Chronique

La réforme mal barrée du Dr Barrette

Le ministre de la Santé, Gaétan Barrette, avec le projet de loi 20, a lancé une grande offensive pour forcer les médecins omnipraticiens à travailler davantage et à voir plus de patients. Après la carotte, les mesures incitatives pour les convaincre de faire plus, c’est le bâton, les pénalités pour ceux qui ne seraient pas à la hauteur.

C’est une bataille que le Dr Barrette a menée depuis longtemps, d’abord comme président de la Fédération des médecins spécialistes, ensuite comme candidat défait de la CAQ. Elle repose sur des éléments vérifiables : le fait qu’il y a plus de médecins par habitant au Québec qu’ailleurs au Canada, que ceux-ci travaillent toutefois moins de jours et posent moins d’actes. Il suffirait donc de les faire travailler autant que leurs collègues canadiens pour résorber la pénurie de médecins.

Est-ce que ça va fonctionner ? C’est loin d’être évident. La réforme Barrette risque d’avoir tellement d’effets négatifs qu’elle pourrait mener au résultat contraire et nous éloigner du but recherché, l’accès à un médecin de famille. 
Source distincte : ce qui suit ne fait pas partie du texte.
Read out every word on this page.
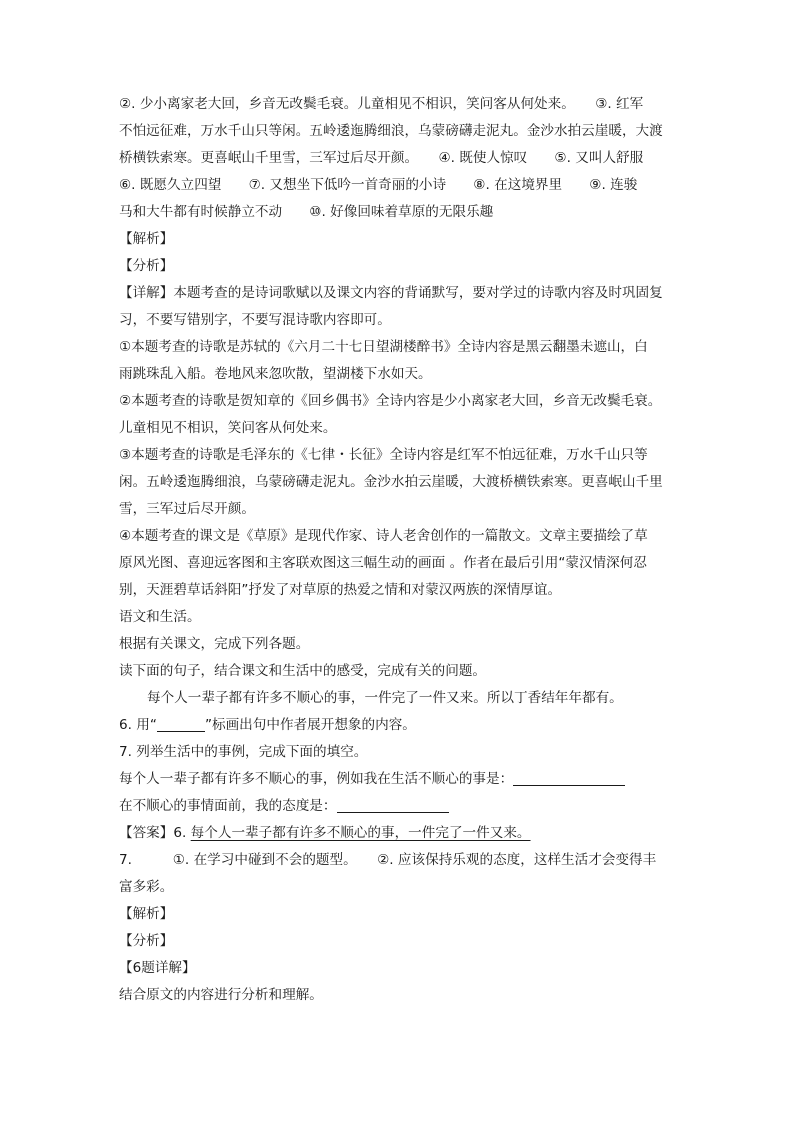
②. 少小离家老大回，乡音无改鬓毛衰。儿童相见不相识，笑问客从何处来。　　③. 红军
不怕远征难，万水千山只等闲。五岭逶迤腾细浪，乌蒙磅礴走泥丸。金沙水拍云崖暖，大渡
桥横铁索寒。更喜岷山千里雪，三军过后尽开颜。　　④. 既使人惊叹　　⑤. 又叫人舒服
⑥. 既愿久立四望　　⑦. 又想坐下低吟一首奇丽的小诗　　⑧. 在这境界里　　⑨. 连骏
马和大牛都有时候静立不动　　⑩. 好像回味着草原的无限乐趣
【解析】
【分析】
【详解】本题考查的是诗词歌赋以及课文内容的背诵默写，要对学过的诗歌内容及时巩固复
习，不要写错别字，不要写混诗歌内容即可。
①本题考查的诗歌是苏轼的《六月二十七日望湖楼醉书》全诗内容是黑云翻墨未遮山，白
雨跳珠乱入船。卷地风来忽吹散，望湖楼下水如天。
②本题考查的诗歌是贺知章的《回乡偶书》全诗内容是少小离家老大回，乡音无改鬓毛衰。
儿童相见不相识，笑问客从何处来。
③本题考查的诗歌是毛泽东的《七律・长征》全诗内容是红军不怕远征难，万水千山只等
闲。五岭逶迤腾细浪，乌蒙磅礴走泥丸。金沙水拍云崖暖，大渡桥横铁索寒。更喜岷山千里
雪，三军过后尽开颜。
④本题考查的课文是《草原》是现代作家、诗人老舍创作的一篇散文。文章主要描绘了草
原风光图、喜迎远客图和主客联欢图这三幅生动的画面 。作者在最后引用“蒙汉情深何忍
别，天涯碧草话斜阳”抒发了对草原的热爱之情和对蒙汉两族的深情厚谊。
语文和生活。
根据有关课文，完成下列各题。
读下面的句子，结合课文和生活中的感受，完成有关的问题。
每个人一辈子都有许多不顺心的事，一件完了一件又来。所以丁香结年年都有。
6. 用“	”标画出句中作者展开想象的内容。
7. 列举生活中的事例，完成下面的填空。
每个人一辈子都有许多不顺心的事，例如我在生活不顺心的事是：
在不顺心的事情面前，我的态度是：
【答案】6. 每个人一辈子都有许多不顺心的事，一件完了一件又来。
7.　　　①. 在学习中碰到不会的题型。　　②. 应该保持乐观的态度，这样生活才会变得丰
富多彩。
【解析】
【分析】
【6题详解】
结合原文的内容进行分析和理解。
On ne gère pas des humains et un système complexe comme celui de la santé avec des règles de trois.

Ici comme dans les autres sociétés avancées, la façon dont les médecins sont payés aura une influence sur la façon dont ils exercent leur profession. C’est donc un processus normal de jouer sur les modes de rémunération pour modifier la pratique médicale, en quantité ou en qualité.
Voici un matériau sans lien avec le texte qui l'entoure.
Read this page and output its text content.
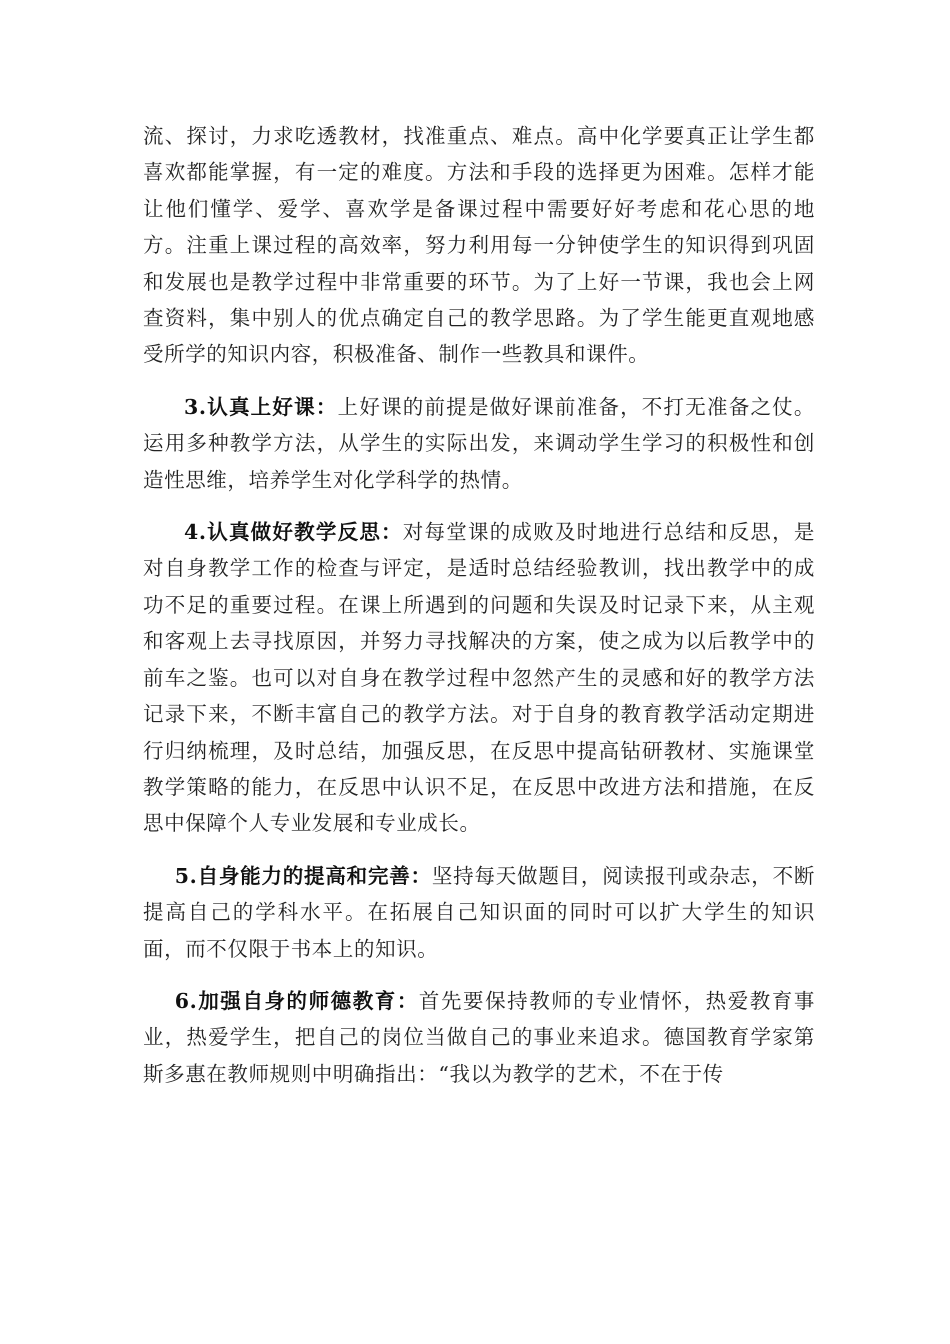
流、探讨，力求吃透教材，找准重点、难点。高中化学要真正让学生都喜欢都能掌握，有一定的难度。方法和手段的选择更为困难。怎样才能让他们懂学、爱学、喜欢学是备课过程中需要好好考虑和花心思的地方。注重上课过程的高效率，努力利用每一分钟使学生的知识得到巩固和发展也是教学过程中非常重要的环节。为了上好一节课，我也会上网查资料，集中别人的优点确定自己的教学思路。为了学生能更直观地感受所学的知识内容，积极准备、制作一些教具和课件。

3.认真上好课：上好课的前提是做好课前准备，不打无准备之仗。运用多种教学方法，从学生的实际出发，来调动学生学习的积极性和创造性思维，培养学生对化学科学的热情。

4.认真做好教学反思：对每堂课的成败及时地进行总结和反思，是对自身教学工作的检查与评定，是适时总结经验教训，找出教学中的成功不足的重要过程。在课上所遇到的问题和失误及时记录下来，从主观和客观上去寻找原因，并努力寻找解决的方案，使之成为以后教学中的前车之鉴。也可以对自身在教学过程中忽然产生的灵感和好的教学方法记录下来，不断丰富自己的教学方法。对于自身的教育教学活动定期进行归纳梳理，及时总结，加强反思，在反思中提高钻研教材、实施课堂教学策略的能力，在反思中认识不足，在反思中改进方法和措施，在反思中保障个人专业发展和专业成长。

5.自身能力的提高和完善：坚持每天做题目，阅读报刊或杂志，不断提高自己的学科水平。在拓展自己知识面的同时可以扩大学生的知识面，而不仅限于书本上的知识。

6.加强自身的师德教育：首先要保持教师的专业情怀，热爱教育事业，热爱学生，把自己的岗位当做自己的事业来追求。德国教育学家第斯多惠在教师规则中明确指出：“我以为教学的艺术，不在于传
Ces efforts sont toutefois plus difficiles à atteindre au Canada et au Québec en raison du statut des médecins dans notre système de santé. Plus que presque partout ailleurs en Occident, les médecins québécois sont des professionnels indépendants, qui ne sont pas des employés de l’État. Ils fournissent des services pour lesquels ils sont surtout payés à l’acte, dans une proportion de 75,5 %. C’est un statut unique qui donne aux médecins une énorme latitude pour choisir la forme et l’intensité de leur pratique. Mais en même temps, ils jouissent d’une grande sécurité, puisqu’ils ont un client unique, l’État, et qu’ils peuvent même déterminer le niveau de revenus qu’ils désirent obtenir.

Avec ce statut unique, des phénomènes de société, comme le désir de plusieurs femmes ou d’un nombre croissant d’hommes de consacrer moins de temps au travail, s’expriment avec plus de force, parce que les médecins n’ont pas d’employeurs qui peuvent les contraindre à un horaire. En plus, la hausse importante de leurs revenus depuis 10 ans leur permet d’avoir un bon salaire tout en travaillant moins que le commun des mortels.
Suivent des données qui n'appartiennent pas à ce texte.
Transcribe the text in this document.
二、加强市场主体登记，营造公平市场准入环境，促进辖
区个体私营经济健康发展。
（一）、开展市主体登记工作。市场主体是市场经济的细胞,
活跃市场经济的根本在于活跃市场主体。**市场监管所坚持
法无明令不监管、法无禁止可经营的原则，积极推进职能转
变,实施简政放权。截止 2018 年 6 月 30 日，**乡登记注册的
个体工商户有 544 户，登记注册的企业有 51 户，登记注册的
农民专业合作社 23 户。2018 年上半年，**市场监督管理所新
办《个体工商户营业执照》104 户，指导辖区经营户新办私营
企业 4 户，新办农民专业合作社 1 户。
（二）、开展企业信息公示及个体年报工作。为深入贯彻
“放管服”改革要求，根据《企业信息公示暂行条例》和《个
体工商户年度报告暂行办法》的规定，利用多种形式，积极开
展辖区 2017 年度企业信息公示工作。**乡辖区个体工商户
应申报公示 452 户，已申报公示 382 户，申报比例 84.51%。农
C’est le rôle d’un ministre de trouver des façons d’infléchir cette tendance et de rappeler aux médecins que la pratique de leur profession comporte aussi des obligations. Mais cela sera impossible sans un minimum de collaboration des omnipraticiens eux-mêmes.

Cette collaboration sera difficile à obtenir, on l’a vu ce week-end avec la réaction très vive de la Fédération des médecins omnipraticiens. D’abord parce que le ministre, un médecin spécialiste, a épargné les spécialistes et s’est attaqué aux généralistes et aux pharmaciens avec ce qui ressemble étrangement au mépris traditionnel des médecins spécialistes pour les autres professionnels de la santé. Ensuite parce que le ministre semble traiter la médecine familiale comme du travail à la chaîne.

Plus profondément, je ne vois pas comment on pourra augmenter l’accès aux médecins de famille et développer la première ligne sans sortir du cadre traditionnel de la rémunération à l’acte et penser à d’autres modes, comme la capitation.

En définitive, cette réforme, peut-être attrayante sur papier, risque d’être compromise par une foule d’effet pervers, en rendant la médecine familiale moins attrayante pour les jeunes diplômés, ou en poussant des médecins à prendre leur retraite ou à passer au privé.